The reforming of oxygenates over single crystal bimetallic surfaces has also been studied by Skoplyak et al. in which the surface created by monolayer deposition of Ni on Pt(111), designated Ni–Pt–Pt(111), was found to show superior reforming activity in comparison to Pt(111), subsurface monolayer Pt–Ni–Pt(111), and a Ni(111) film [2]. The stability of these monolayer surfaces was also studied by Menning et al. in which it was found that the Ni monolayer in the Pt–Ni–Pt(111) surface segregates to the surface and forms the Ni–Pt–Pt(111) surface under oxidizing conditions [3]. Another unique property of Pt-Ni bimetallic systems is that the Pt–Ni–Pt(111) surface binds hydrogen more weakly than either parent metal allowing for novel low-temperature hydrogenation pathways [4]. The objective of the current study is to extend previous investigations on single crystal surfaces to supported catalysts in an attempt to understand structure-property relationships and to bridge the materials gap.
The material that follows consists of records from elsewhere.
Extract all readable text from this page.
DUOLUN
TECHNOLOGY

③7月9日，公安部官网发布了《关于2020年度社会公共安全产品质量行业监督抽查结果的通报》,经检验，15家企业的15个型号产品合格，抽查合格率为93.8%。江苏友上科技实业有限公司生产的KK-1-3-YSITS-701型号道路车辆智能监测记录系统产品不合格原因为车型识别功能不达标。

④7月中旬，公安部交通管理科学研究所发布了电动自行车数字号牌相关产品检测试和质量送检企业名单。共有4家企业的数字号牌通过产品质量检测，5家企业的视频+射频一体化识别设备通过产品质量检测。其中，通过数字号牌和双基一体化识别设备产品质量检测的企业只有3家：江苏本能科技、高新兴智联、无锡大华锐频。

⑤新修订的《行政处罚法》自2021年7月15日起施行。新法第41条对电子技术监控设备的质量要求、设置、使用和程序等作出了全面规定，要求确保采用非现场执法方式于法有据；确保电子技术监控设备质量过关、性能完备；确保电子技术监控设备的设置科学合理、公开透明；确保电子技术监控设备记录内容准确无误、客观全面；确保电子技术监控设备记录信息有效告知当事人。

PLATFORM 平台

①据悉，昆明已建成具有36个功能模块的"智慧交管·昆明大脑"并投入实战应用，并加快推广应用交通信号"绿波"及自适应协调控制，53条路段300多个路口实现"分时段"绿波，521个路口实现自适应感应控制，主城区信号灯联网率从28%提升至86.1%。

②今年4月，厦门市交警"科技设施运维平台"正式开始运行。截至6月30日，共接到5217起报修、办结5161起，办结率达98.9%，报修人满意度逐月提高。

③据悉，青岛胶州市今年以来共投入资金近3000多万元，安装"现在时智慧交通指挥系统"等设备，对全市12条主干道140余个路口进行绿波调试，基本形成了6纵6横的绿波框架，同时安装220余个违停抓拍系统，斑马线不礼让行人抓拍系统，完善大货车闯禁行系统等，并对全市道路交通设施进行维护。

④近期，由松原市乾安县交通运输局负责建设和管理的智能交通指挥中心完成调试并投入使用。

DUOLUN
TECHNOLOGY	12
For this study, Pt, Ni, and Pt-Ni bimetallic catalysts supported on g-Al2O3 were synthesized via incipient wetness impregnation using both sequential impregnation as well as co-impregnation for the bimetallic catalysts. Previous work by Shu et al. reported on the effect of impregnation sequence for Pt-Ni bimetallic catalysts, and it was found that for Pt/Ni atomic ratios of 1/1 resulted in the formation of bimetallic catalysts using both sequences. However for Pt/Ni atomic ratios of 3/1, bimetallic catalysts were not formed for the Ni first sequence [5]. Therefore in this work the Pt/Ni atomic ratios were chosen to be 1/3 and 1/10 in order to determine the effect of metal loading on catalytic activity and bimetallic formation.
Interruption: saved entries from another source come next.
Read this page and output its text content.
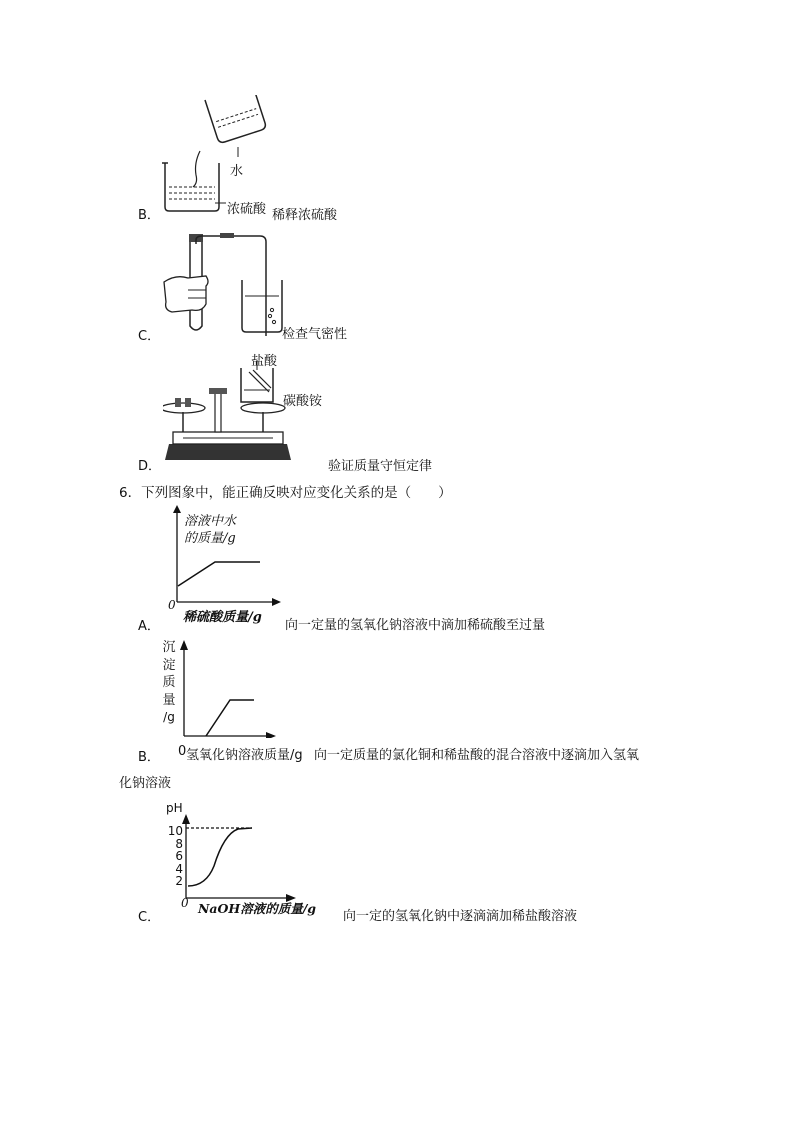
水
浓硫酸
B．	稀释浓硫酸
C．	检查气密性
盐酸
碳酸铵
D．	验证质量守恒定律
6．下列图象中，能正确反映对应变化关系的是（　　）
溶液中水
的质量/g
0
稀硫酸质量/g
A．	向一定量的氢氧化钠溶液中滴加稀硫酸至过量
沉
淀
质
量
/g
0 氢氧化钠溶液质量/g
B．	向一定质量的氯化铜和稀盐酸的混合溶液中逐滴加入氢氧
化钠溶液
pH
10
8
6
4
2
0 NaOH溶液的质量/g
C．	向一定的氢氧化钠中逐滴滴加稀盐酸溶液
In the work presented here catalytic activity was characterized both through gas phase batch and flow reactor studies. In an attempt to observe the unique activities displayed by the Pt-Ni bimetallic systems in surface science experiments, both hydrogenation and oxygenate reforming reactions were used as probe reactions to characterize the catalysts. In-situ extended x-ray absorption fine structure (EXAFS) measurements were used to determine the extent of bimetallic formation and to relate the catalytic activity to the catalyst structure. Additional characterization included CO chemisorption to quantify catalytic surface area and transmission electron microscopy (TEM) to obtain average particle sizes.
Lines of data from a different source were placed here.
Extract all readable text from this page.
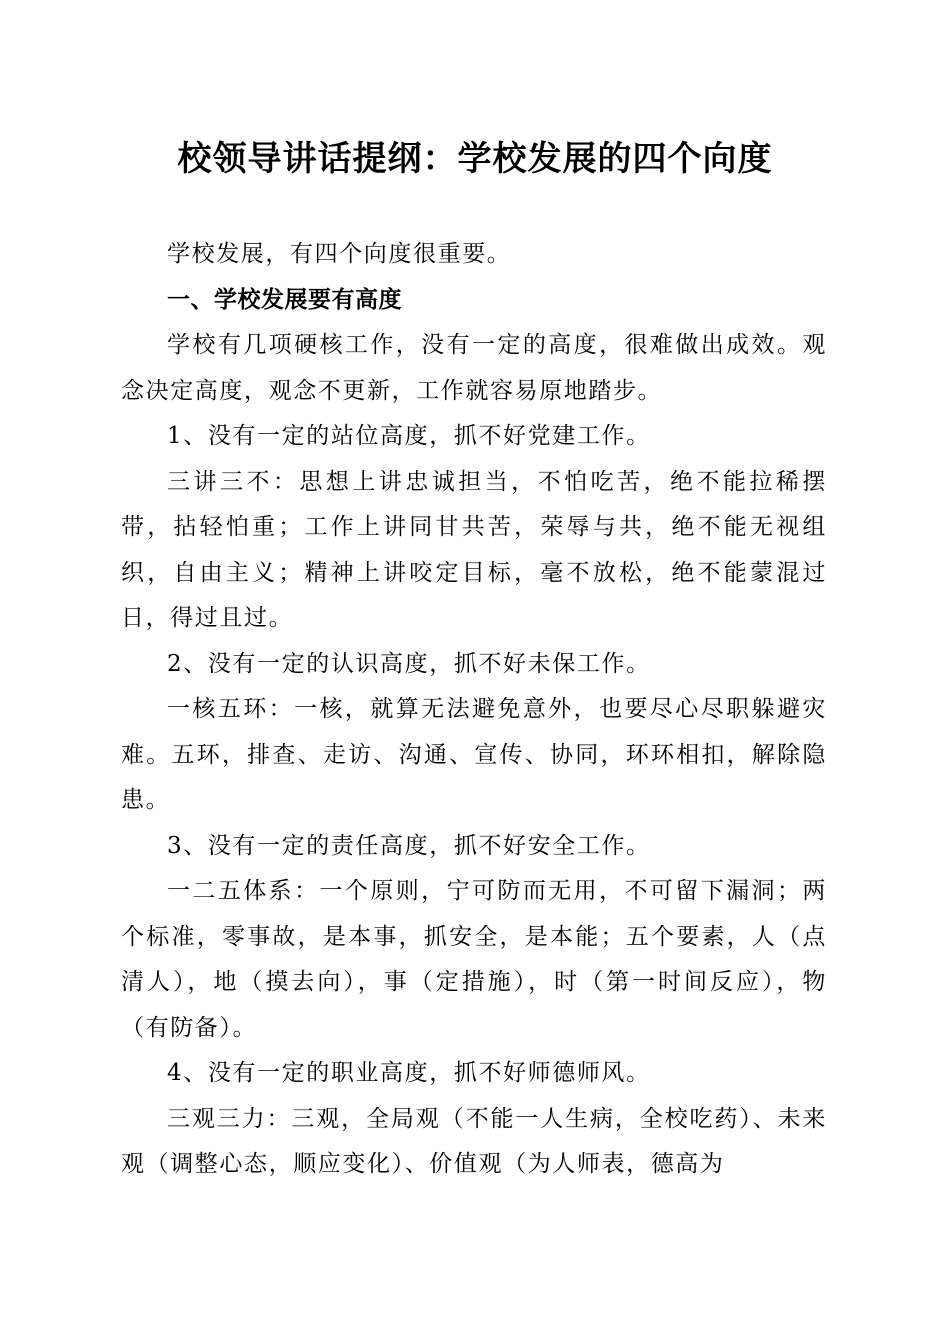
校领导讲话提纲：学校发展的四个向度

学校发展，有四个向度很重要。

一、学校发展要有高度

学校有几项硬核工作，没有一定的高度，很难做出成效。观念决定高度，观念不更新，工作就容易原地踏步。

1、没有一定的站位高度，抓不好党建工作。

三讲三不：思想上讲忠诚担当，不怕吃苦，绝不能拉稀摆带，拈轻怕重；工作上讲同甘共苦，荣辱与共，绝不能无视组织，自由主义；精神上讲咬定目标，毫不放松，绝不能蒙混过日，得过且过。

2、没有一定的认识高度，抓不好未保工作。

一核五环：一核，就算无法避免意外，也要尽心尽职躲避灾难。五环，排查、走访、沟通、宣传、协同，环环相扣，解除隐患。

3、没有一定的责任高度，抓不好安全工作。

一二五体系：一个原则，宁可防而无用，不可留下漏洞；两个标准，零事故，是本事，抓安全，是本能；五个要素，人（点清人），地（摸去向），事（定措施），时（第一时间反应），物（有防备）。

4、没有一定的职业高度，抓不好师德师风。

三观三力：三观，全局观（不能一人生病，全校吃药）、未来观（调整心态，顺应变化）、价值观（为人师表，德高为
[1] G. W. Huber, J. W. Shabaker, S. T. Evans, J. A. Dumesic, Aplied Catalysis B: Environmental, 62 (2006) 226.
[2] O. Skoplyak, M. A. Barteau, J. G. Chen, Journal of Physical Chemistry B, 110 (2006) 1686.
[3] C. A. Menning, J. G. Chen, Journal of Chemical Physics, 128 (2008) 164703.
[4] H. H. Hwu, J. Eng Jr., J. G. Chen, Journal of American Chemical Society, 124 (2002) 702.
[5] Y. Shu, L. E. Murillo, J. P. Bosco, W. Huang, A. I. Frenkel, J. G. Chen, Applied Catalysis A: General, 339 (2008) 169.